Winners and losers in fiscal disparities system

Key lawmaker expects no changes this session

By Cliff Buchan, ECM Writer

The release of a report on fiscal disparities has pushed the controversial 40-year-old tax base equalization program into the spotlight.

Ushered into law by former Anoka County state Rep. Charles Weaver in 1972, the program attempts to equalize tax bases in the seven-county metro area by having the haves share their tax base wealth with the have-nots.

“I don’t think you ever could do this again,” said Anoka County Commissioner Dan Erhart of passing such legislation.

Under the program, 40 percent of the growth in the commercial/industrial tax base is siphoned off and placed into a regional pool. These dollars are then doled out to recipient localities, those areas with lower tax base growth.

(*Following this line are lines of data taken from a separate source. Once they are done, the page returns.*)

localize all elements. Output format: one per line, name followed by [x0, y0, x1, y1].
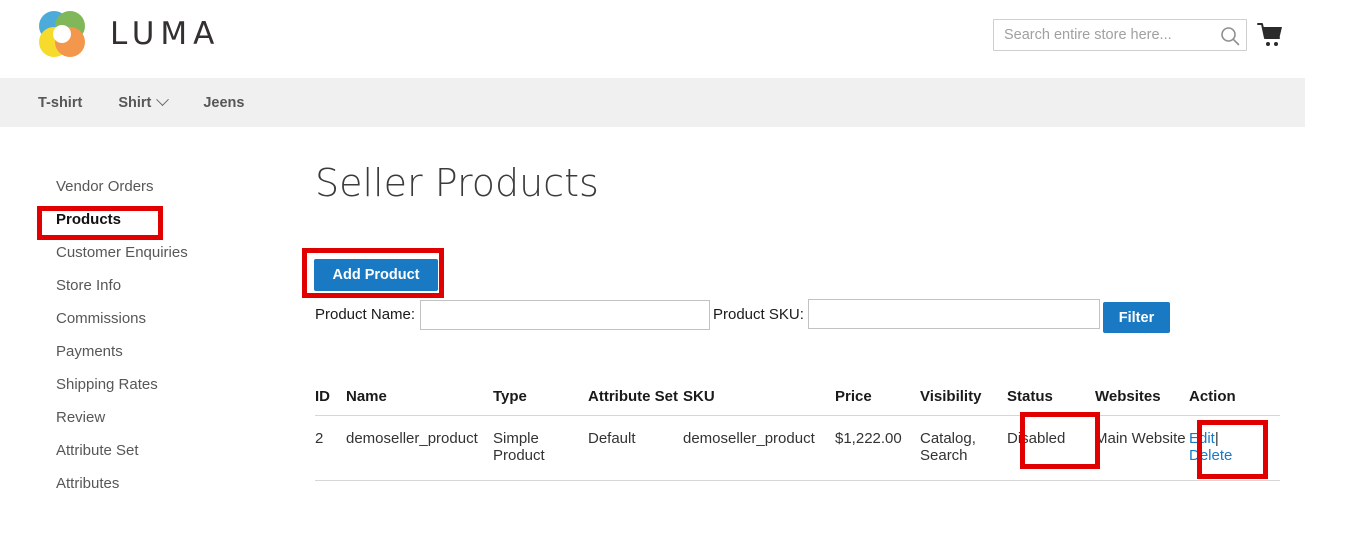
cell-name: demoseller_product	[346, 415, 493, 481]
sidebar-item-shipping-rates[interactable]: Shipping Rates	[0, 368, 300, 401]
column-header-price[interactable]: Price	[835, 363, 920, 416]
cell-websites: Main Website	[1095, 415, 1189, 481]
search-box[interactable]	[993, 19, 1247, 51]
add-product-button[interactable]: Add Product	[314, 259, 438, 291]
chevron-down-icon	[156, 93, 170, 107]
filter-button[interactable]: Filter	[1103, 302, 1170, 333]
page-title: Seller Products	[315, 161, 599, 205]
nav-item-label: Shirt	[118, 94, 152, 111]
sidebar-item-review[interactable]: Review	[0, 401, 300, 434]
sidebar-item-label: Review	[56, 409, 106, 426]
sidebar-item-label: Attribute Set	[56, 442, 139, 459]
sidebar-item-attributes[interactable]: Attributes	[0, 467, 300, 500]
table-header: ID Name Type Attribute Set SKU Price Vis…	[315, 363, 1280, 416]
column-header-action[interactable]: Action	[1189, 363, 1280, 416]
sidebar-item-label: Vendor Orders	[56, 178, 154, 195]
product-name-label: Product Name:	[315, 306, 416, 323]
main-navigation: T-shirt Shirt Jeens	[0, 78, 1305, 127]
cell-price: $1,222.00	[835, 415, 920, 481]
nav-item-jeens[interactable]: Jeens	[203, 95, 280, 111]
nav-item-shirt[interactable]: Shirt	[118, 93, 203, 111]
site-logo[interactable]: LUMA	[36, 8, 220, 60]
seller-sidebar: Vendor Orders Products Customer Enquirie…	[0, 170, 300, 500]
nav-item-label: T-shirt	[38, 94, 83, 111]
column-header-id[interactable]: ID	[315, 363, 346, 416]
sidebar-item-commissions[interactable]: Commissions	[0, 302, 300, 335]
action-separator: |	[1214, 429, 1219, 447]
nav-item-label: Jeens	[203, 94, 245, 111]
cell-status: Disabled	[1007, 415, 1095, 481]
cell-action: Edit| Delete	[1189, 415, 1280, 481]
cell-attribute-set: Default	[588, 415, 683, 481]
sidebar-item-label: Store Info	[56, 277, 122, 294]
column-header-visibility[interactable]: Visibility	[920, 363, 1007, 416]
sidebar-item-customer-enquiries[interactable]: Customer Enquiries	[0, 236, 300, 269]
sidebar-item-products[interactable]: Products	[0, 203, 300, 236]
products-table: ID Name Type Attribute Set SKU Price Vis…	[315, 363, 1280, 481]
table-row: 2 demoseller_product Simple Product Defa…	[315, 415, 1280, 481]
sidebar-item-label: Customer Enquiries	[56, 244, 188, 261]
column-header-name[interactable]: Name	[346, 363, 493, 416]
sidebar-item-label: Shipping Rates	[56, 376, 158, 393]
column-header-sku[interactable]: SKU	[683, 363, 835, 416]
table-header-row: ID Name Type Attribute Set SKU Price Vis…	[315, 363, 1280, 416]
cell-sku: demoseller_product	[683, 415, 835, 481]
cell-visibility: Catalog, Search	[920, 415, 1007, 481]
search-icon[interactable]	[1219, 25, 1241, 47]
column-header-type[interactable]: Type	[493, 363, 588, 416]
product-sku-input[interactable]	[808, 299, 1100, 329]
main-content: Seller Products	[315, 160, 1295, 206]
sidebar-item-vendor-orders[interactable]: Vendor Orders	[0, 170, 300, 203]
product-filter-bar: Product Name: Product SKU:	[315, 299, 1185, 334]
sidebar-item-attribute-set[interactable]: Attribute Set	[0, 434, 300, 467]
product-sku-label: Product SKU:	[713, 306, 804, 323]
sidebar-item-label: Payments	[56, 343, 123, 360]
sidebar-item-label: Attributes	[56, 475, 120, 492]
brand-name: LUMA	[110, 16, 221, 52]
sidebar-item-store-info[interactable]: Store Info	[0, 269, 300, 302]
column-header-attribute-set[interactable]: Attribute Set	[588, 363, 683, 416]
search-input[interactable]	[994, 20, 1216, 50]
cell-id: 2	[315, 415, 346, 481]
cell-type: Simple Product	[493, 415, 588, 481]
edit-link[interactable]: Edit	[1189, 430, 1215, 447]
column-header-websites[interactable]: Websites	[1095, 363, 1189, 416]
nav-item-t-shirt[interactable]: T-shirt	[38, 95, 118, 111]
sidebar-item-payments[interactable]: Payments	[0, 335, 300, 368]
luma-flower-logo-icon	[36, 8, 88, 60]
page-root: LUMA T-shirt	[0, 0, 1359, 558]
sidebar-item-label: Commissions	[56, 310, 147, 327]
product-name-input[interactable]	[420, 300, 710, 330]
sidebar-item-label: Products	[56, 211, 122, 228]
shopping-cart-icon[interactable]	[1256, 20, 1284, 50]
site-header: LUMA	[0, 0, 1359, 78]
delete-link[interactable]: Delete	[1189, 447, 1232, 464]
column-header-status[interactable]: Status	[1007, 363, 1095, 416]
table-body: 2 demoseller_product Simple Product Defa…	[315, 415, 1280, 481]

The idea behind the program is that it could promote orderly development, provide incentives to work for the betterment of the region as a whole, offer needed funding for communities at their early stages of development, according to the report.

Arguably there are winners and losers.

In terms of tax rates, the study estimates that the current law total tax rate without fiscal disparities in Anoka County, for instance, would increase from about 116 percent to about 132 percent — about 16 percent difference.

For Washington County the current law total tax rate of about 90 percent would increase to about 101 percent without fiscal disparities — an 11 percent difference.

Conversely, Hennepin County, without fiscal disparities, would see its current law total tax rate decrease by about 1.5 percent.

Erhart, a staunch defender of fiscal disparities, argues it offers positive benefits. The program allows metro communities, for one thing, to vie for business development on a more level playing field, Erhart said.

Without the fiscal disparities, some communities, intent on building their tax base, would offer so many tax breaks and other incentives to business to locate that in the long run they would damage more than help themselves, he explained.

Rep. Jim Abeler, R-Anoka, acknowledges the program has critics. “It’s an ongoing threat to Anoka County and our area,” he said of removing fiscal disparities.

Both House and Senate tax committees will be taking up the fiscal disparity issue in upcoming days.

Whatever the merits of the program, the fiscal disparity debate is not a partisan one, explained House Tax Committee Chairman Greg Davids, R-Preston.

“This is one where Republican and Democrat — you can toss that out of the window,” Davids said. The fiscal disparity debate is geographical, he said.

Indications are lawmakers are more likely to simply examine the fiscal disparity program this year than take wrenches to it.

“I don’t foresee any tweaks or changes right now,” said Dayton Revenue Commissioner Myron Frans.

The fiscal disparity program needs to be examined in the broader light of overall tax reform, he explained.

One Dayton Administration goal regarding property taxes is to make them more understandable to taxpayers, Frans explained.

“I think it’s (property taxes) a mystery for a lot of people,” he said.

Frans said he believed the fiscal disparity program has merit. “Well, I do,” he said.

For one thing, Frans believes the program does serve to lessen potentially zero-gain competition for business development.

Senate Tax Committee Chairwoman Julianne Ortman, R-Chanhassen, said the fiscal disparity program will probably be more fully addressed next year.

“I don’t know if we’re going to do anything this year,” she said.

Still, some lawmakers are keenly interested in the program, she noted. And legislation is possible, Ortman indicated.

Ortman criticizes the fiscal disparity program on several levels.

For one thing, it makes an already complicated property tax system even less understandable, she explained.

“Complexity is layered on top of complexity,” she said.

Beyond heaping complexity, the program serves to “distort” the property tax picture, Ortman argued.

And she questions why growing cities, such as Chanhassen, are required to share their tax base with older, more established cities.

Yet Ortman indicated that simply jettisoning the program is unlikely. “I don’t think that’s an option,” she said.

Local communities are counting on fiscal disparity dollars, she explained.

Ortman cited a number of potential program tweaks, including looking at the 40 percent commercial/industrial threshold percentage.

The fiscal disparity issue is not only financially intricate, but politically intricate as well, she noted.

Some of her cities are contributor cities to the program, she said. Others are recipients of fiscal disparity dollars, she explained.

Sen. Ray Vandeveer, R-Forest Lake, suggested the program could continue into the future. “I think it would be a very difficult road to remove it,” he said.

The House will have two hearings on Feb. 15 on fiscal disparities. The Property and Local Tax Division will meet at 8:15 a.m. with the Tax Committee meeting at 10:15 a.m.

The Senate Tax Committee hearing is scheduled at 8:30 a.m. on Feb. 16.

The report cites a number of fiscal disparities variables open for discussion.

For example, it’s been argued the 40 percent threshold is arbitrary and not proven to be the point after which commercial/industrial property pays for itself, the report notes.

Questions of exclusions from the program for regional benefits, such as the Mall of America, have been raised.

It’s been argued, the report notes, that the 1971 commercial/industrial base value starting point in the program discriminates against localities that have experienced most of their growth since that time.